Assuming that there's nothing nefarious going on, and the lazy idiot who wrote the instructions just wanted to be sure his program could write a file in the root directory, 755 is enough. LP's security software (suPHP) won't even permit 777 (world writable) for directories, or 666 for files. Your program will be running as "owner", so it only needs "owner" to be writable.

Quote
we did not adhere to proper naming conventions and had a mix of Upper/Lower case html file names
What's wrong with mixed case names? So long as you get into the habit of being consistent in how you capitalize files and references to them, you'll be fine. Linux servers are "case sensitive", and MyPicture.JPG is considered a different file than mypicture.jpg (even though a Windows server is case-insensitive and will treat them as the same).
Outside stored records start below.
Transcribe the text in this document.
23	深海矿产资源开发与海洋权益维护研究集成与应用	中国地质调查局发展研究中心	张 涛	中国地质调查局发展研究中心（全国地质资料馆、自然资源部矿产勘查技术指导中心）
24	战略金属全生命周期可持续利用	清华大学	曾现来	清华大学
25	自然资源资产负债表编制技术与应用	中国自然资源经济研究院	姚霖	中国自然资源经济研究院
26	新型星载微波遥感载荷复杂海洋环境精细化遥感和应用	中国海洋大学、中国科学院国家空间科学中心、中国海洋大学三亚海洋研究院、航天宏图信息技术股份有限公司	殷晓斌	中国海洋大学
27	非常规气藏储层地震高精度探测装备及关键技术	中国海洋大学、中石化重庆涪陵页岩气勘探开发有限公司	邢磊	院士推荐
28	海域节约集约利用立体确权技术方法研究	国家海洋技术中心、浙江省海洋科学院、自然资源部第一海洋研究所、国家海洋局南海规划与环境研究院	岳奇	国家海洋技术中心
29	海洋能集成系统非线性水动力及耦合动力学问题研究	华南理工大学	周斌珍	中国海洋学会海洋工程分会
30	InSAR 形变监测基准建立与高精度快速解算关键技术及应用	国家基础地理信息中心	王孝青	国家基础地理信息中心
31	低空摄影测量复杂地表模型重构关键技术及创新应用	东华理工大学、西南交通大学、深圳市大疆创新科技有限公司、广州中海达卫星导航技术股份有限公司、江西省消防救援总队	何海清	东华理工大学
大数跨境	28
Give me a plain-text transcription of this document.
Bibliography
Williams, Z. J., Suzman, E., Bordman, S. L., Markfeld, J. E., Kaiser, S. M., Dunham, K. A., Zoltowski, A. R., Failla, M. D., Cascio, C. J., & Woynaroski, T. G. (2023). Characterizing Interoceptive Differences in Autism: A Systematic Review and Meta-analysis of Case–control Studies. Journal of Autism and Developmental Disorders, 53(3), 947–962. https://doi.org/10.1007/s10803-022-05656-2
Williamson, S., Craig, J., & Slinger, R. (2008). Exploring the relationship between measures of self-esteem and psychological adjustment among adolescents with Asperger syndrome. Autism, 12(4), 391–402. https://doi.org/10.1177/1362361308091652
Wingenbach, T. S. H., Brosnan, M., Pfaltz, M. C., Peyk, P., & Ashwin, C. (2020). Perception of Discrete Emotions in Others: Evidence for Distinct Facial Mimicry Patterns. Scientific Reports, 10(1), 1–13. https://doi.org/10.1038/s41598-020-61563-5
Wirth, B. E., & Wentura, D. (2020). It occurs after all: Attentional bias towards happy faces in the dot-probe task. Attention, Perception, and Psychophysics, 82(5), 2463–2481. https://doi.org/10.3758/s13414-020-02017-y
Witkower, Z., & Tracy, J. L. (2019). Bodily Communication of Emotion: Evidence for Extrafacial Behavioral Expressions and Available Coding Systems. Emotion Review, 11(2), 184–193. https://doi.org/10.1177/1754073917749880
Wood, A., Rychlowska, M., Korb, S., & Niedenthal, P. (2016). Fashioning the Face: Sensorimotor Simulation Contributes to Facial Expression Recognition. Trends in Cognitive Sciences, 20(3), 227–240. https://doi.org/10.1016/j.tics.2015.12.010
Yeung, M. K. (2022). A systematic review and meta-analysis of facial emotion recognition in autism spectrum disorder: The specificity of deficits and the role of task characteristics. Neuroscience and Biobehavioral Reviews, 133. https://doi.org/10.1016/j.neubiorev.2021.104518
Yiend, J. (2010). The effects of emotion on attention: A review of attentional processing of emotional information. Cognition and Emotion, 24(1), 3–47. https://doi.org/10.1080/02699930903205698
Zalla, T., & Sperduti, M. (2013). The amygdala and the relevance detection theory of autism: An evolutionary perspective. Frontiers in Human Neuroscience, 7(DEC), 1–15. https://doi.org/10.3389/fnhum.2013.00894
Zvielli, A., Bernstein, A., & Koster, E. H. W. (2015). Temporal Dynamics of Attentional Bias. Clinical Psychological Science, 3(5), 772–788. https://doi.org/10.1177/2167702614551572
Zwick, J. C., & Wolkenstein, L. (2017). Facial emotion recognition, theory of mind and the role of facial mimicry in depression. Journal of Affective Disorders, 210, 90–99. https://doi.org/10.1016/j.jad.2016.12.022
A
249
Or were you referring to some names all lowercase and others ALL UPPERCASE? Even so, it really doesn't matter, unless you expect visitors to be manually typing in the names. Normally no one ever types in a file name, but uses a search engine result or a bookmarked name.

Note that when you change file names (which you shouldn't have done), your search results will suffer for a while, until the new names are indexed and have been up a while. If you don't have a lot of names, a 301 redirect could be done so search engines and visitors don't get 404s, but if there are thousands of names, that becomes infeasible.